L’élevage laitier croate est affecté par des tendances négatives à tous égards, et la poursuite d’un tel état menace sa disparition, donc tous les participants de la chaîne laitière doivent faire des efforts pour empêcher cela, a averti le ministre de l’Agriculture Tomislav Tolušić mercredi lors du Conseil d’experts pour le suivi de l’état de la production et du traitement du lait.
Décrivant la situation dans le secteur, Tolušić a déclaré que la Croatie ne couvre actuellement que 56 % de ses besoins en lait par la production nationale, se classant avant-dernière dans l’Union européenne, avec seulement la Grèce derrière elle. Tolušić estime que tous les participants de la chaîne laitière, à savoir les producteurs, les collecteurs, les commerçants et l’État, sont responsables de cette situation.
Il a noté que la Croatie a une faible production de lait par vache, et que les prix d’achat sont trop bas, tout comme ceux des chaînes de distribution.
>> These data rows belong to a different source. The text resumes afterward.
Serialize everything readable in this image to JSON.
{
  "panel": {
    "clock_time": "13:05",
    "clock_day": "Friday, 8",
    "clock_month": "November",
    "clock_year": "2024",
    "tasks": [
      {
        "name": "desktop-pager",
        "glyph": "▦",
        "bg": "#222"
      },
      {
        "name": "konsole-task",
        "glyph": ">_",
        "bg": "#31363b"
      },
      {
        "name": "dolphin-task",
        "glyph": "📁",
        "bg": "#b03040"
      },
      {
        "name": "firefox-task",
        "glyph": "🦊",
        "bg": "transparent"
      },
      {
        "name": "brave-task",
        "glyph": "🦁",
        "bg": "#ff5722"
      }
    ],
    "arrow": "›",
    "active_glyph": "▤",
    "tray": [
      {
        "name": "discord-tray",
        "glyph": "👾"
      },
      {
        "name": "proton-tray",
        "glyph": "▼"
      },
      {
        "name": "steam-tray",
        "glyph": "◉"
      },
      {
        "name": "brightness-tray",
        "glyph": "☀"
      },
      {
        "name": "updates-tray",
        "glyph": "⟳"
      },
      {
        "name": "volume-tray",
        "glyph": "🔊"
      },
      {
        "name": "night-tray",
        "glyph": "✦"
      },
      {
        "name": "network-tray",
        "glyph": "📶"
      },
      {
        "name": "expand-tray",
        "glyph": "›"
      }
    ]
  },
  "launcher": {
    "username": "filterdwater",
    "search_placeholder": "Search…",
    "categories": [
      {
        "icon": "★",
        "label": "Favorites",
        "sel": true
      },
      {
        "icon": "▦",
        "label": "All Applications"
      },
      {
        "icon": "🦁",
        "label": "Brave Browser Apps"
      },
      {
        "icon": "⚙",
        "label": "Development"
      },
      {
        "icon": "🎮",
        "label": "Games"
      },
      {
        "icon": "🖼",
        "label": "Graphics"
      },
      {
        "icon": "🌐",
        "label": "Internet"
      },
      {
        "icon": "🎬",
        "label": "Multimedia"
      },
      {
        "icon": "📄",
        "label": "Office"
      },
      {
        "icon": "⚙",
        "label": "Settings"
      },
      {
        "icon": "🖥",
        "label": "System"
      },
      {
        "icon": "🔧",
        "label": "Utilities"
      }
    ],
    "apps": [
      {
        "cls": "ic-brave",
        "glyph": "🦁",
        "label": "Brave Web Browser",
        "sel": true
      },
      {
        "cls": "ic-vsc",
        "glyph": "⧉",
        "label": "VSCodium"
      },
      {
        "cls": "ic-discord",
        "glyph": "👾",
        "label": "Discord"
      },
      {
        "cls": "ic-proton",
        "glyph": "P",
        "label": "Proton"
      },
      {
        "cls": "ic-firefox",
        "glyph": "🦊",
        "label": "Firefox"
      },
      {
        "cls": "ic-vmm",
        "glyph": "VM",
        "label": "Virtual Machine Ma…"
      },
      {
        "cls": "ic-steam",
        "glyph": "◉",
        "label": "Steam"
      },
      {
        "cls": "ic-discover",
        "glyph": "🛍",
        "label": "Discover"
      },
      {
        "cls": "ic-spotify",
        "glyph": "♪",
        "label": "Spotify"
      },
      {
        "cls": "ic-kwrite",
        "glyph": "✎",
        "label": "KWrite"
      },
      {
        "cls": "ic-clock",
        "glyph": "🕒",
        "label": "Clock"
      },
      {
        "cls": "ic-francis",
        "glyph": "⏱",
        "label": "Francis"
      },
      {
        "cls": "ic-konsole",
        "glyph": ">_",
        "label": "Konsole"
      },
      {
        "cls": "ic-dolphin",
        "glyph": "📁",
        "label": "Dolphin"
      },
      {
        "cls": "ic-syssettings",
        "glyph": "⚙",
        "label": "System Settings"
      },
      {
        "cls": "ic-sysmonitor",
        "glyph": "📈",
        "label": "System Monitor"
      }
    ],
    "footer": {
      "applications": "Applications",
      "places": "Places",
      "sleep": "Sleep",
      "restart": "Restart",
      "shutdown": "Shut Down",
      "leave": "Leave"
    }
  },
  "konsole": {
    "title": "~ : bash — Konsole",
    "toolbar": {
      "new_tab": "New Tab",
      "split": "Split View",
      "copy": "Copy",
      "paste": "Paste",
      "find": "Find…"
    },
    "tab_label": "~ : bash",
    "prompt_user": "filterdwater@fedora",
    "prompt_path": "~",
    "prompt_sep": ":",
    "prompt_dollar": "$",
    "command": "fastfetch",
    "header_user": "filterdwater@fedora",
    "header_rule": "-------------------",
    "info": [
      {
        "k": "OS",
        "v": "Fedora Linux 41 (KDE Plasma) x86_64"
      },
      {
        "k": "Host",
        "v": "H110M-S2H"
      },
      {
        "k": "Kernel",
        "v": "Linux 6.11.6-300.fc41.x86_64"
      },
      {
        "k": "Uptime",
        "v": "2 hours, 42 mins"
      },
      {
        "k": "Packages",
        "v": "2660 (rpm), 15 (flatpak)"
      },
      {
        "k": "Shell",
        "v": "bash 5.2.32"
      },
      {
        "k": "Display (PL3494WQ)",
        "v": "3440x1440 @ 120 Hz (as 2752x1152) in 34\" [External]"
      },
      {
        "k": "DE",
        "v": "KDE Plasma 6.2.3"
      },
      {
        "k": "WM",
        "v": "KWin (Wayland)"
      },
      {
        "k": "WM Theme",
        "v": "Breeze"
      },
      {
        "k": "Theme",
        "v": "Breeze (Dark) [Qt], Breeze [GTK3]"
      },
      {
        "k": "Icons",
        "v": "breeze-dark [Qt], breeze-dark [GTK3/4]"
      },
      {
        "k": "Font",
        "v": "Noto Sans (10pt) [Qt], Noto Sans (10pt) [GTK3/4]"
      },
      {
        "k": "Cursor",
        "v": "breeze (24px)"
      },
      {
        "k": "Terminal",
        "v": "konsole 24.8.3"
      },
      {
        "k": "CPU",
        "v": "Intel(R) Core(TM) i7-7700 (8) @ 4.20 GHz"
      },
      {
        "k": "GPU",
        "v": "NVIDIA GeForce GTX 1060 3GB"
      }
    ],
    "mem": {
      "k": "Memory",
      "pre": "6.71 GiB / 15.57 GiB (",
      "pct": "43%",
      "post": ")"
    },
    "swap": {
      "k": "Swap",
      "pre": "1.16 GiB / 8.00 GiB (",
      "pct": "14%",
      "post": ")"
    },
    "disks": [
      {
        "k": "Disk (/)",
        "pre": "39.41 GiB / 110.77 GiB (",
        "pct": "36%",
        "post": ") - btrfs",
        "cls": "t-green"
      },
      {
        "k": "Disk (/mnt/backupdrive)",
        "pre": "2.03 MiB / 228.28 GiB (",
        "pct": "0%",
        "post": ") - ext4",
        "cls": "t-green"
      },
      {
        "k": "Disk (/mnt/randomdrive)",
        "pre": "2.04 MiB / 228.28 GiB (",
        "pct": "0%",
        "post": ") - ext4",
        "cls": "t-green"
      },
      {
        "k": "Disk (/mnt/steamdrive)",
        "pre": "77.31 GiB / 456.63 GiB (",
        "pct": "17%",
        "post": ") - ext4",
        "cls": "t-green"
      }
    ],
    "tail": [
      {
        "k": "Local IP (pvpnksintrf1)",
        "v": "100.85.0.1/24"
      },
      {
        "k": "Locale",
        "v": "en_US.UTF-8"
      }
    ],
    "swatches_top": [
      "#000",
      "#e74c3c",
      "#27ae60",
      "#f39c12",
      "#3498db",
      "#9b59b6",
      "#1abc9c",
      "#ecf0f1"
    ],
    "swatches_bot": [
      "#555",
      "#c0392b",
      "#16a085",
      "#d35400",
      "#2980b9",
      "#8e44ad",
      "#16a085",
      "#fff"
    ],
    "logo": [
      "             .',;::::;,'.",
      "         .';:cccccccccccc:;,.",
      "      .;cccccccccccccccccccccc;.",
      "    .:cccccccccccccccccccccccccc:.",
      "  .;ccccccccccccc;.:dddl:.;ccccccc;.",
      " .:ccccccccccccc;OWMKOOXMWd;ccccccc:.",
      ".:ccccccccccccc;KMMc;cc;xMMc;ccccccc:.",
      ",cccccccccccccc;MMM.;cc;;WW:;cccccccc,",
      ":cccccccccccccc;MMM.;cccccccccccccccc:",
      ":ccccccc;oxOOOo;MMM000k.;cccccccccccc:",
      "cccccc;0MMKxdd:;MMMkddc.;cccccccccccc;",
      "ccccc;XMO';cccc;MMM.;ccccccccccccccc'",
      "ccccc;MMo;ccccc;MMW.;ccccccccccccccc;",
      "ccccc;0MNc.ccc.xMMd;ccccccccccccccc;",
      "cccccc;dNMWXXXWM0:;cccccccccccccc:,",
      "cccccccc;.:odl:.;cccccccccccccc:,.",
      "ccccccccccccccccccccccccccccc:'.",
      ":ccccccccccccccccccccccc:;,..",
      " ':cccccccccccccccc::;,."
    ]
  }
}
Il a évalué que pour ces dernières, le lait est une marchandise stratégique pour attirer les clients, et que le prix du lait, en particulier du lait longue conservation, est trop bas.
Le ministre admet que l’État aurait pu faire plus, et comme mesures qui devraient améliorer la situation, il a annoncé l’adoption d’une loi pour prévenir les pratiques commerciales déloyales, la poursuite des contrôles d’importation intensifiés, et l’examen de l’arrêt des incitations à l’engraissement du bétail importé. Il y a aussi une nouvelle loi sur les terres agricoles, et des discussions sont en cours avec la HBOR sur des modèles de restructuration des prêts pour les éleveurs, dit Tolušić.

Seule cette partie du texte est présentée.